I mention that specifically because it would be a significant prejudice to the appellant to not be able to enjoy the fruits of a successful appeal, let alone the fruits of what he thought was going to be a correct order made by the trial judge, in terms of the finalisation of the property settlement dispute between the parties.
In the context of considering the application to adjourn though, I raised with the respondent, and counsel for the appellant, that if the adjournment was not granted, that would not prevent the respondent from making an application for an extension of time to file a discrete appeal against the orders made by the trial judge, and, subject to that extension being granted, she being able to pursue that appeal. That is a relevant matter to take into account.
Plainly a further relevant factor in considering the application to adjourn is the merits of any cross-appeal. Thus, I have taken some time to explore that with the respondent, and she has identified the areas of complaint that she says she has, and would want to raise in a cross-appeal. Fortunately, those matters are contained in her summary of argument which was filed in relation to this appeal, she thinking, incorrectly as it has turned out, that she could raise those matters in the context of the appeal by the appellant. As I have indicated to the respondent, and indeed, as can be seen by my dismissal of her application in an appeal to lead further evidence, that is not the case. In any event, having addressed those matters with the respondent it is apparent to me, and I am not suggesting this is a concluded view, but the view I have come to about that, is that the complaints that the respondent would want to raise would not have a reasonable chance of success.

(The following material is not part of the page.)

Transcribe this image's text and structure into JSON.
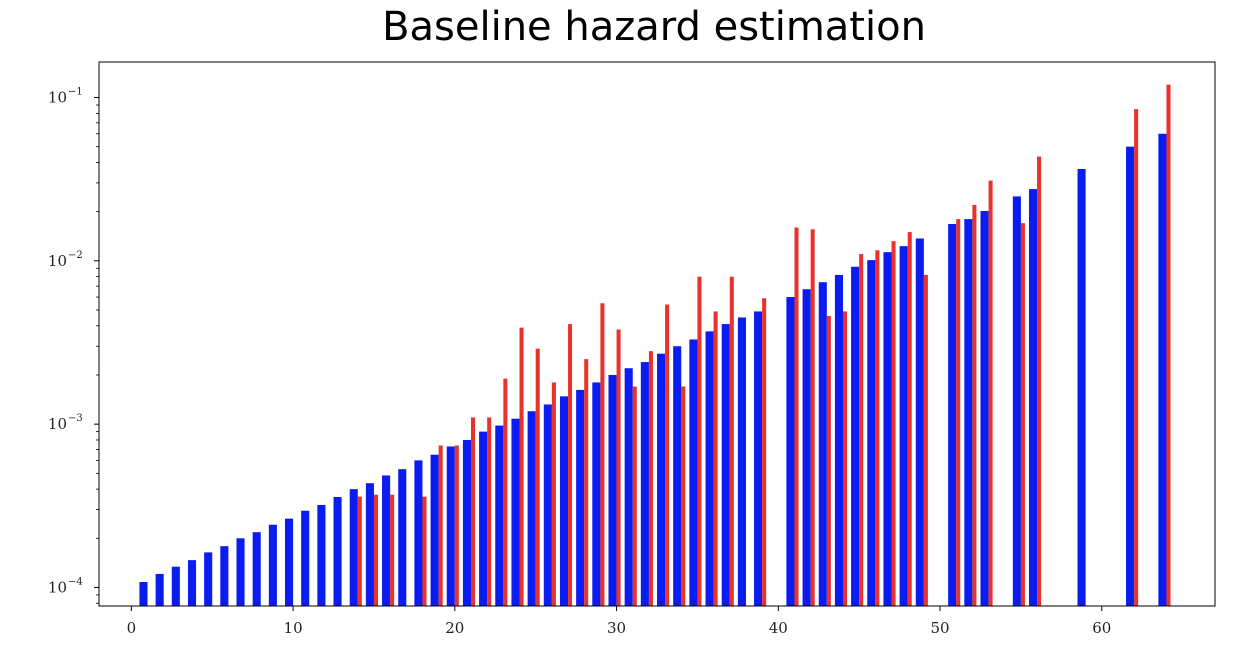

That may prove different if the respondent does pursue an extension of time to appeal discretely and pursue an appeal, but I cannot comment further in relation to that option.
Given those matters, in my view, an adjournment should not be granted to allow the respondent to file a Notice of Cross-Appeal.
I certify that the preceding sixteen (16) paragraphs are a true copy of the
ex tempore reasons for judgment of the Honourable Justice Strickland delivered on 13 December 2016.